– …но это очень страшно… когда ты не можешь пошевелиться… когда ты висишь в воздухе… полностью обнаженная… а он смотрит… смотрит и… теребит свой…
– Достаточно, – вдруг останавливает ее Никита.
Он сглатывает.
– Часто он… так делал?
– Раз в неделю точно. Бывало реже, бывало чаще. По настроению. Иногда он просто просил раздеваться и танцевать… а иногда заставлял обниматься с Инной…
– А Инна – это кто? – спрашивает Никита.
– Инна – это вторая наша служанка. Ее Давиду Максимовичу тоже трогать нельзя, так как она тоже девственница, – тоже девственница? – но она… она очень красива, даже красивей госпожи. Она… держит ее для себя. По крайней мере, я так понимаю, потому что, когда однажды Давид Егорьевич чуть было ее не… ну, ты понимаешь. Так вот, Олимпиада Егорьевна сказала, что она – Инна – её, и приказала больше не трогать ее совсем. С тех пор Инне стало немного легче… раньше она постоянно боялась, что господин ее когда-нибудь съест…
– Съест? – переспрашивает Никита. – Съест… типа метафора? Съест – в сексуальном смысле?
– Съест, – как-то раздраженно отвечает Арина, – типа загрызет.

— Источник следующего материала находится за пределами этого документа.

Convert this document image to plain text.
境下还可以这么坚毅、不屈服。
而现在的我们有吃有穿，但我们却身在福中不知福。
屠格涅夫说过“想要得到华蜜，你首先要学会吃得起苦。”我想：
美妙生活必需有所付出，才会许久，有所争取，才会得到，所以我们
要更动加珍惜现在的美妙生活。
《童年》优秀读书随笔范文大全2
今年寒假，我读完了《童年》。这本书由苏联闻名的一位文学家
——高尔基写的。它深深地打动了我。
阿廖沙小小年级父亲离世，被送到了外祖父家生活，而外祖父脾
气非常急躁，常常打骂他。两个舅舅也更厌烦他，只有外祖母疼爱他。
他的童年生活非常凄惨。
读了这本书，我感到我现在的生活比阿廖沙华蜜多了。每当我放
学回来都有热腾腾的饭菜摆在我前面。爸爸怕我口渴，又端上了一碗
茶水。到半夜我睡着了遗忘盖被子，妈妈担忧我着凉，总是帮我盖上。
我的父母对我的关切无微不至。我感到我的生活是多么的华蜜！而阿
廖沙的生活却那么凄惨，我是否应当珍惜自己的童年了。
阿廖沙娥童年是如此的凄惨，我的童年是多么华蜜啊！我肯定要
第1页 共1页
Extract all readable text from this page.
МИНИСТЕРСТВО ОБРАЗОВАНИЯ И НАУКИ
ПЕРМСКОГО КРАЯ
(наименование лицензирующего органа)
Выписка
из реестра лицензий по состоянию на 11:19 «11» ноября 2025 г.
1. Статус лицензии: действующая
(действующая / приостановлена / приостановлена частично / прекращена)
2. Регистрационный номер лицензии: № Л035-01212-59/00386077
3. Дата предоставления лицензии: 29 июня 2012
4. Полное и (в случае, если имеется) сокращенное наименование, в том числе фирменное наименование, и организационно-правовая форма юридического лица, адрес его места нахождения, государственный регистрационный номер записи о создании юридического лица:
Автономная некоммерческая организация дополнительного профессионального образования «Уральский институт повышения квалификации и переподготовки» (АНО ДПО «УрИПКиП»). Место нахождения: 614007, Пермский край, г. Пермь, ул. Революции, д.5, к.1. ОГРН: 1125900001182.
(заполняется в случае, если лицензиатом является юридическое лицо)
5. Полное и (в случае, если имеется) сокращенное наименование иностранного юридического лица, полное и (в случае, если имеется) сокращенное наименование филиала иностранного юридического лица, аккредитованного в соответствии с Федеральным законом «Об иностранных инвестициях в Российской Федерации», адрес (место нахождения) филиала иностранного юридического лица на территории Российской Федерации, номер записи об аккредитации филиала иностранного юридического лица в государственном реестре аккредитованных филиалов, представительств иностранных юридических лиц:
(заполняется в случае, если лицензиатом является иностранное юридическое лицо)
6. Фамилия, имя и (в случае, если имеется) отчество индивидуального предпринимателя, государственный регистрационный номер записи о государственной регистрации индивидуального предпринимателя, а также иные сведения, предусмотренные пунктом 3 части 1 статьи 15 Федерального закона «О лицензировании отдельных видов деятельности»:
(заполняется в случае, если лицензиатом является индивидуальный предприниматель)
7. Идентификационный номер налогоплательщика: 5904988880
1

Насмерть.
– Как… вампир?
– Как… волк.
***
Все входы в городской парк перекрыты. По периметру стоят полицейские машины и люди в формах. «Никого не впускать, никого не выпускать», – таков был приказ начальника полиции. Все ожидают, пока Власов осмотрит место преступления.
– Он же дилетант, – тихо шепчет один сержант другому. – Я о нем слышал. Скачет от одной должности к другой, нигде ему места нет, ничего не нравится. Теперь вот… в следаки подался.
– Криминалистом, я слышал, был он неплохим, – отвечает ему второй. – По крайней мере, результативность стопроцентная.
– Да только его вклада там не было. Слепая удача. Улики как будто из воздуха ему падают.
Сам Власов медленно шел по парку от одного тела к другому.
– Все жертвы – молодые девушки лет восемнадцати-двадцати пяти, – читает рядом идущая с ним девушка со своего айпада. – Все убийства совершены за одну эту ночь примерно в одно и то же время. Всех их…
– Загрызли насмерть, – спокойно говорит Власов, опускаясь на корточки перед одной из полусъеденных девушек.
– Что за животное могло забежать в парк, и начать здесь…
– А кто сказал Вам, Алла Алексеевна, что это животное?
Глаза девушки округлились.
– Да бросьте! Не оборотень же!
Власов, еще молодой мужчина, которому совсем недавно перевалило за тридцать никак не реагирует на ее замечание.
– Парк, – говорит он, – молодые девушки от восемнадцати до двадцати пяти… все хорошенькие, стройные… и соблазнительно одетые.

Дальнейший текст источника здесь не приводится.